Emily Dickinson said over a century ago that “There is no frigate
like a book to take us lands away …” And it’s true. When we pick up a book,
turn on the TV, or watch a movie, we’re carried away down the currents
of story into a world of imagination. And when we land, on a shore
that is both new and familiar, something strange happens. Stepping onto the shore, we’re changed. We don’t retrace
the footsteps of the authors or characters we followed here. No; instead, we walk a mile
in their shoes. Researchers in psychology, neuroscience,
child development and biology are finally starting to gain
quantifiable scientific evidence, showing what writers and readers
have always known: that stories have a unique ability
to change a person’s point of view. Scholars are discovering evidence
that stories shape culture, and that much of what we believe
about life comes not from fact, but from fiction – that our ideas of class, marriage
and even gender are relatively new, and that many ideologies
which held fast for centuries were revised within the 18th century, and redrafted in the pages
of the early novel. Imagine a world where class,
and not hard work, decides a person’s worth; a world where women
are simply men’s more untamed copy; a world where marriage for love
is a novel notion. Well, that was the world
in which Samuel Richardson’s “Pamela” first appeared. Richardson’s love story
starred a poor, serving-class heroine, who is both more superior and smarter
than her upper-class suitor. The book, challenging
a slew of traditions, caused quite a ruckus. There was more press for “Pamela”
than for Parliament. It spawned intense debate
and several counter-novels. Still, for all those
who couldn’t accept “Pamela,” others were eager
for this new fictional world. This best seller
and all its literary heirs – “Pride and Prejudice,”
“Jane Eyre,” and yes, even “Twilight” – have continuously shared the same tale
and taught similar lessons, which are now conventional
and commonplace. Similarly, novels have helped
shape the minds of thought leaders across history.

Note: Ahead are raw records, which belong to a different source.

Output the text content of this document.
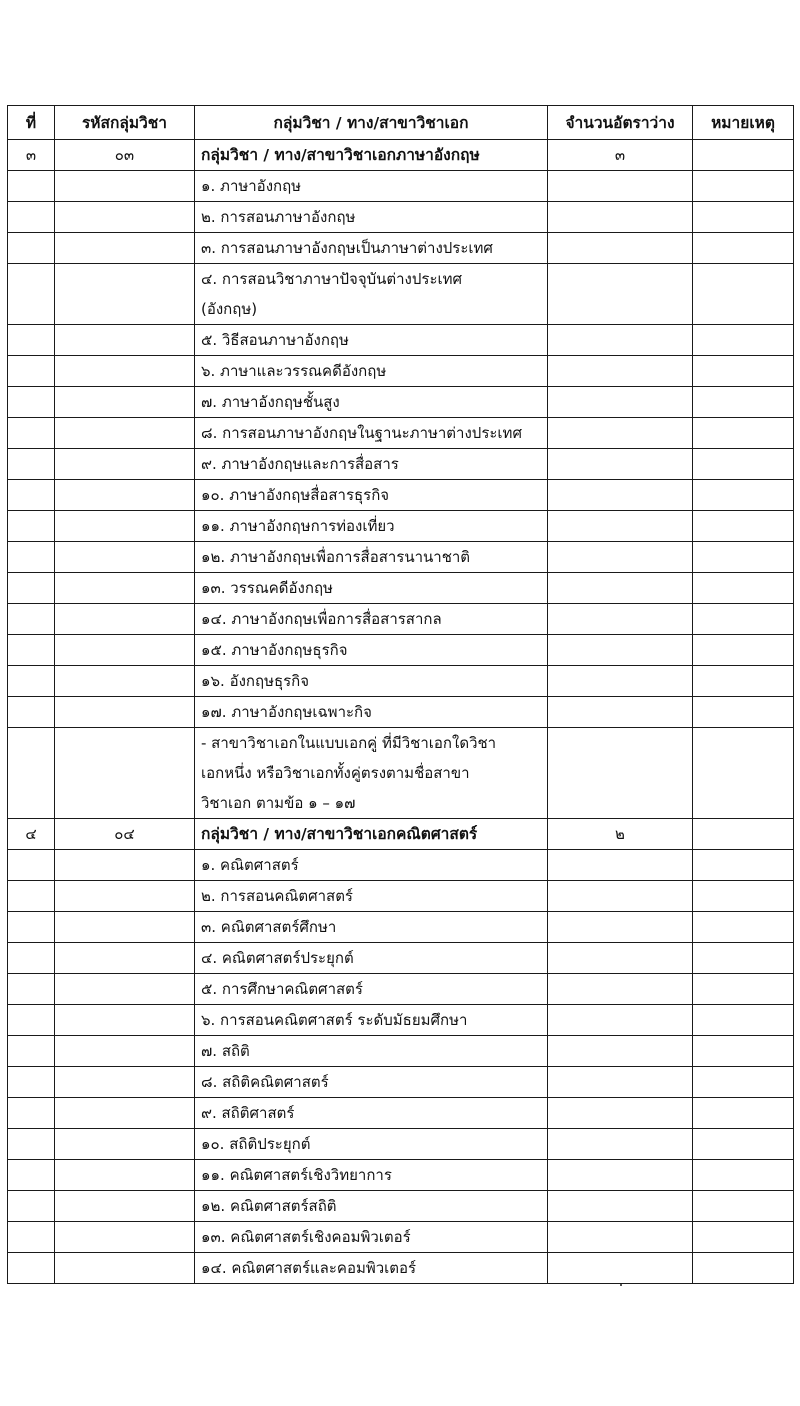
ที่	รหัสกลุ่มวิชา	กลุ่มวิชา / ทาง/สาขาวิชาเอก	จำนวนอัตราว่าง	หมายเหตุ
๓	๐๓	กลุ่มวิชา / ทาง/สาขาวิชาเอกภาษาอังกฤษ	๓	
		๑. ภาษาอังกฤษ		
		๒. การสอนภาษาอังกฤษ		
		๓. การสอนภาษาอังกฤษเป็นภาษาต่างประเทศ		

		๔. การสอนวิชาภาษาปัจจุบันต่างประเทศ
(อังกฤษ)		

		๕. วิธีสอนภาษาอังกฤษ		
		๖. ภาษาและวรรณคดีอังกฤษ		
		๗. ภาษาอังกฤษชั้นสูง		
		๘. การสอนภาษาอังกฤษในฐานะภาษาต่างประเทศ		
		๙. ภาษาอังกฤษและการสื่อสาร		
		๑๐. ภาษาอังกฤษสื่อสารธุรกิจ		
		๑๑. ภาษาอังกฤษการท่องเที่ยว		
		๑๒. ภาษาอังกฤษเพื่อการสื่อสารนานาชาติ		
		๑๓. วรรณคดีอังกฤษ		
		๑๔. ภาษาอังกฤษเพื่อการสื่อสารสากล		
		๑๕. ภาษาอังกฤษธุรกิจ		
		๑๖. อังกฤษธุรกิจ		
		๑๗. ภาษาอังกฤษเฉพาะกิจ		

		- สาขาวิชาเอกในแบบเอกคู่ ที่มีวิชาเอกใดวิชา
เอกหนึ่ง หรือวิชาเอกทั้งคู่ตรงตามชื่อสาขา
วิชาเอก ตามข้อ ๑ – ๑๗		

๔	๐๔	กลุ่มวิชา / ทาง/สาขาวิชาเอกคณิตศาสตร์	๒	
		๑. คณิตศาสตร์		
		๒. การสอนคณิตศาสตร์		
		๓. คณิตศาสตร์ศึกษา		
		๔. คณิตศาสตร์ประยุกต์		
		๕. การศึกษาคณิตศาสตร์		
		๖. การสอนคณิตศาสตร์ ระดับมัธยมศึกษา		
		๗. สถิติ		
		๘. สถิติคณิตศาสตร์		
		๙. สถิติศาสตร์		
		๑๐. สถิติประยุกต์		
		๑๑. คณิตศาสตร์เชิงวิทยาการ		
		๑๒. คณิตศาสตร์สถิติ		
		๑๓. คณิตศาสตร์เชิงคอมพิวเตอร์		
		๑๔. คณิตศาสตร์และคอมพิวเตอร์		
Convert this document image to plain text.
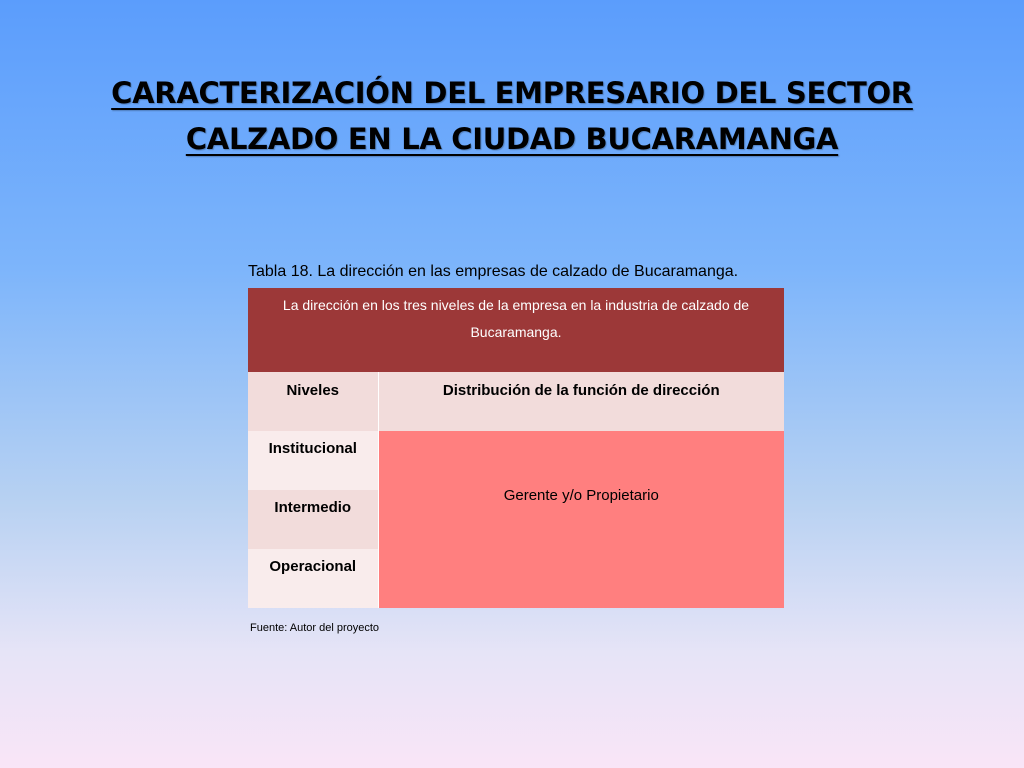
CARACTERIZACIÓN DEL EMPRESARIO DEL SECTOR
CALZADO EN LA CIUDAD BUCARAMANGA
Tabla 18. La dirección en las empresas de calzado de Bucaramanga.
La dirección en los tres niveles de la empresa en la industria de calzado de Bucaramanga.	
Niveles	Distribución de la función de dirección
Institucional	Gerente y/o Propietario
Intermedio	
Operacional	
Fuente: Autor del proyecto
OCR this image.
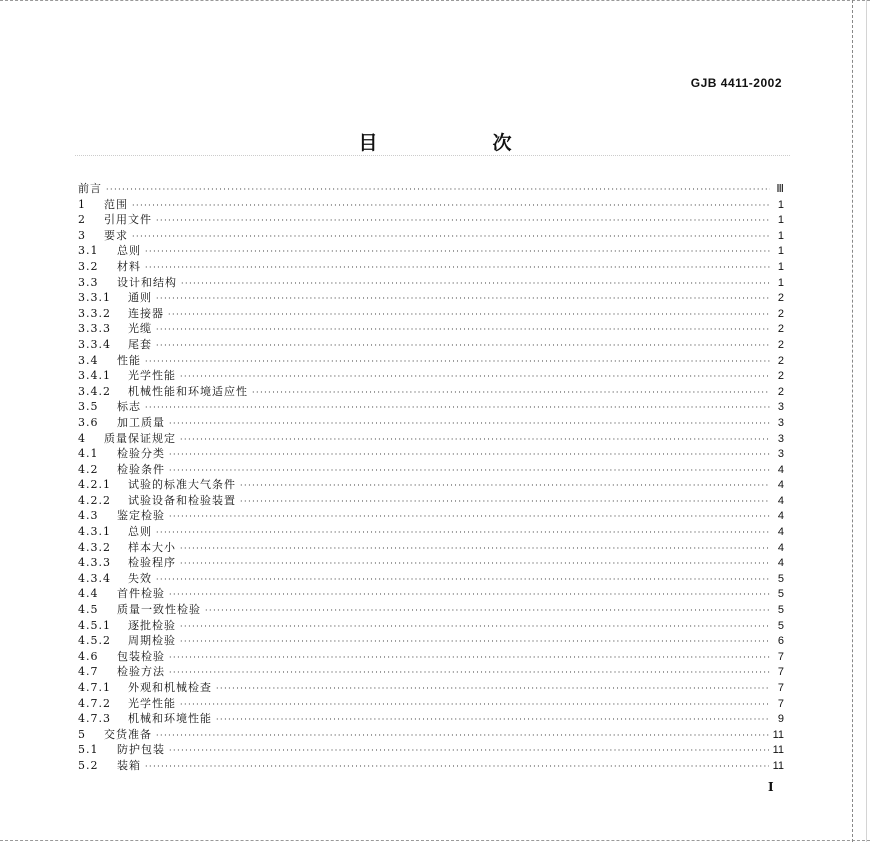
GJB 4411-2002
目　次
前言 ·····	Ⅲ
1	范围 ·····	1
2	引用文件 ·····	1
3	要求 ·····	1
3.1	总则 ·····	1
3.2	材料 ·····	1
3.3	设计和结构 ·····	1
3.3.1	通则 ·····	2
3.3.2	连接器 ·····	2
3.3.3	光缆 ·····	2
3.3.4	尾套 ·····	2
3.4	性能 ·····	2
3.4.1	光学性能 ·····	2
3.4.2	机械性能和环境适应性 ·····	2
3.5	标志 ·····	3
3.6	加工质量 ·····	3
4	质量保证规定 ·····	3
4.1	检验分类 ·····	3
4.2	检验条件 ·····	4
4.2.1	试验的标准大气条件 ·····	4
4.2.2	试验设备和检验装置 ·····	4
4.3	鉴定检验 ·····	4
4.3.1	总则 ·····	4
4.3.2	样本大小 ·····	4
4.3.3	检验程序 ·····	4
4.3.4	失效 ·····	5
4.4	首件检验 ·····	5
4.5	质量一致性检验 ·····	5
4.5.1	逐批检验 ·····	5
4.5.2	周期检验 ·····	6
4.6	包装检验 ·····	7
4.7	检验方法 ·····	7
4.7.1	外观和机械检查 ·····	7
4.7.2	光学性能 ·····	7
4.7.3	机械和环境性能 ·····	9
5	交货准备 ·····	11
5.1	防护包装 ·····	11
5.2	装箱 ·····	11
I
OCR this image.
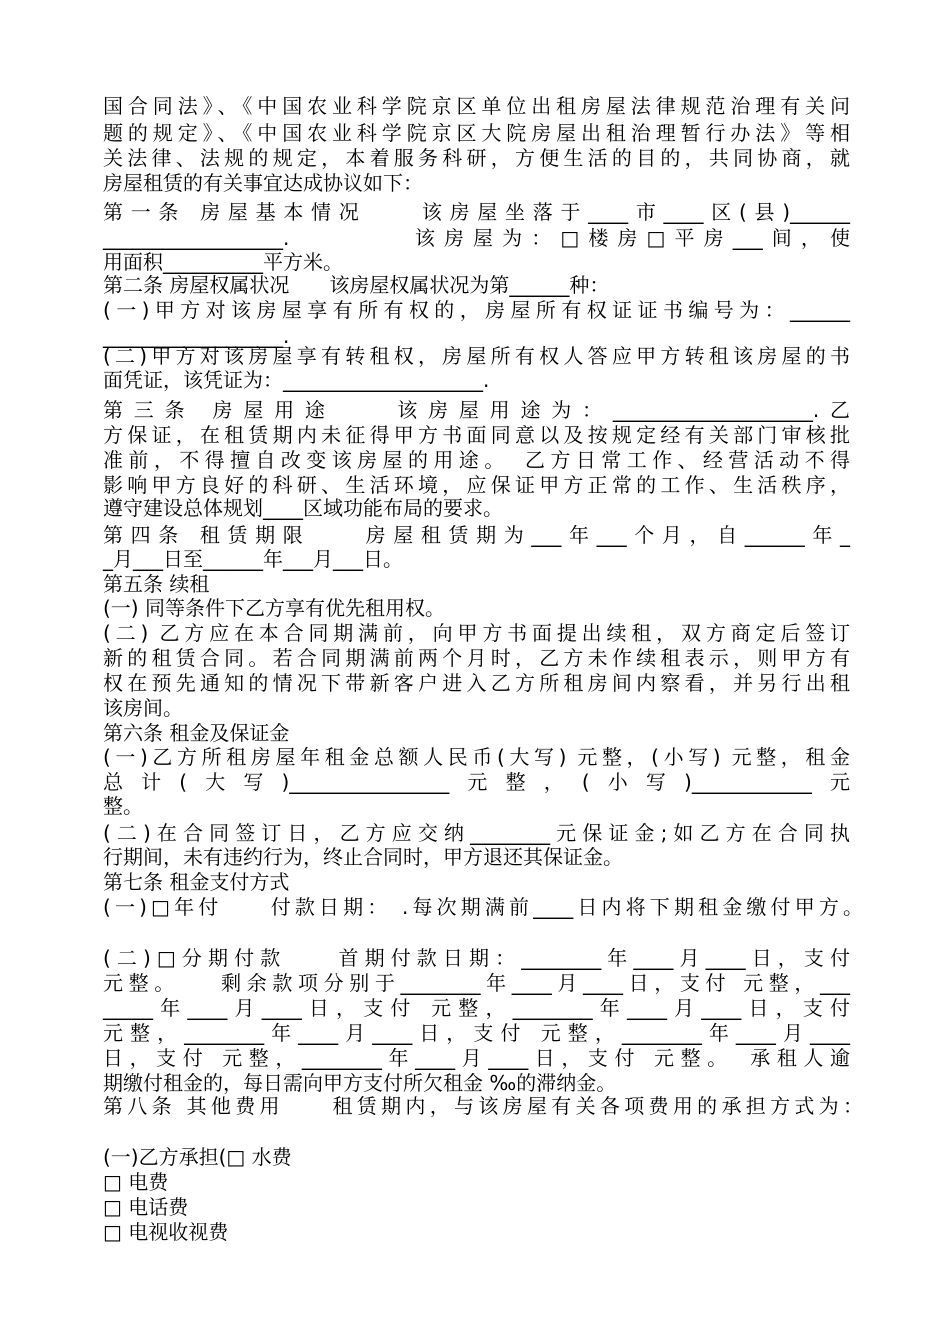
国合同法》、《中国农业科学院京区单位出租房屋法律规范治理有关问
题的规定》、《中国农业科学院京区大院房屋出租治理暂行办法》等相
关法律、法规的规定，本着服务科研，方便生活的目的，共同协商，就
房屋租赁的有关事宜达成协议如下：
第一条 房屋基本情况　　该房屋坐落于____市____区(县)______
__________________.　　　　该房屋为：□楼房□平房___间，使
用面积__________平方米。
第二条 房屋权属状况　　该房屋权属状况为第______种：
(一)甲方对该房屋享有所有权的，房屋所有权证证书编号为：______
__________________.
(二)甲方对该房屋享有转租权，房屋所有权人答应甲方转租该房屋的书
面凭证，该凭证为：____________________.
第三条 房屋用途　　该房屋用途为：____________________.乙
方保证，在租赁期内未征得甲方书面同意以及按规定经有关部门审核批
准前，不得擅自改变该房屋的用途。　乙方日常工作、经营活动不得
影响甲方良好的科研、生活环境，应保证甲方正常的工作、生活秩序，
遵守建设总体规划____区域功能布局的要求。
第四条 租赁期限　　房屋租赁期为___年___个月，自______年_
_月___日至______年___月___日。
第五条 续租
(一) 同等条件下乙方享有优先租用权。
(二) 乙方应在本合同期满前，向甲方书面提出续租，双方商定后签订
新的租赁合同。若合同期满前两个月时，乙方未作续租表示，则甲方有
权在预先通知的情况下带新客户进入乙方所租房间内察看，并另行出租
该房间。
第六条 租金及保证金
(一)乙方所租房屋年租金总额人民币(大写) 元整，(小写) 元整，租金
总计(大写)________________元整，(小写)____________元
整。
(二)在合同签订日，乙方应交纳________元保证金;如乙方在合同执
行期间，未有违约行为，终止合同时，甲方退还其保证金。
第七条 租金支付方式
(一)□年付　　付款日期： .每次期满前____日内将下期租金缴付甲方。
(二)□分期付款　　首期付款日期：________年____月____日，支付
元整。　　剩余款项分别于________年____月____日，支付 元整，___
_____年____月____日，支付 元整，________年____月____日，支付
元整，________年____月____日，支付 元整，________年____月____
日，支付 元整，________年____月____日，支付 元整。　承租人逾
期缴付租金的，每日需向甲方支付所欠租金 ‰的滞纳金。
第八条 其他费用　　租赁期内，与该房屋有关各项费用的承担方式为：
(一)乙方承担(□ 水费
□ 电费
□ 电话费
□ 电视收视费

Some scholars say
that Darwin’s theory of evolution is highly indebted to the plots
he read and loved. His theory privileges intelligence,
swiftness, and adaptability to change – all core characteristics in a hero. Whether you’re reading
“Harry Potter” or “Great Expectations,” you’re reading the kind of plot
that inspired Darwin. Yet, recent studies show that his theory
might not be the whole story. Our sense of being a hero –
one man or one woman or even one species
taking on the challenges of the world – might be wrong. Instead of being hardwired for competition for being the solitary heroes
in our own story, we might instead be members
of a shared quest. More Hobbit than Harry. Sometimes, of course,
the shoes we’ve been walking in can get plain worn out. After all, we haven’t walked just one mile in Jane Austen’s or Mark Twain’s shoes – we’ve walked about
100 trillion miles in them. This isn’t to say that we can’t
read and enjoy the classics; we should travel with Dickens, let Pip teach us
what to expect from ourselves, have a talk with Austen and Elizabeth
about our prides and prejudices. We should float with Twain
down the Mississippi, and have Jim show us
what it means to be good. But on our journey,
we should also keep in mind that the terrain has changed. We’ll start shopping around for boots that were made for walking into a new era. Take, for instance, Katniss Everdeen
and her battle with the Capitol. Can “Hunger Games” lead us into thinking
about capitalism in a new way? Can it teach us a lesson about why the individual should not
put herself before the group? Will “Uglies” reflect the dangers
of pursuing a perfect body and letting the media
define what is beautiful? Will “Seekers” trod a path
beyond global warming? Will the life-and-death struggles
of Toklo, Kallik, Lusa and the other bears chart a course for understanding animals
and our place in their world? Only the future will tell which stories
will engage our imagination, which tales of make-believe
we’ll make tomorrow. But the good news is this: there are new stories
to venture in every day, new tales that promise to influence,
to create and to spark change – stories that you might
even write yourself. So I guess the final question is this: What story will you try on next?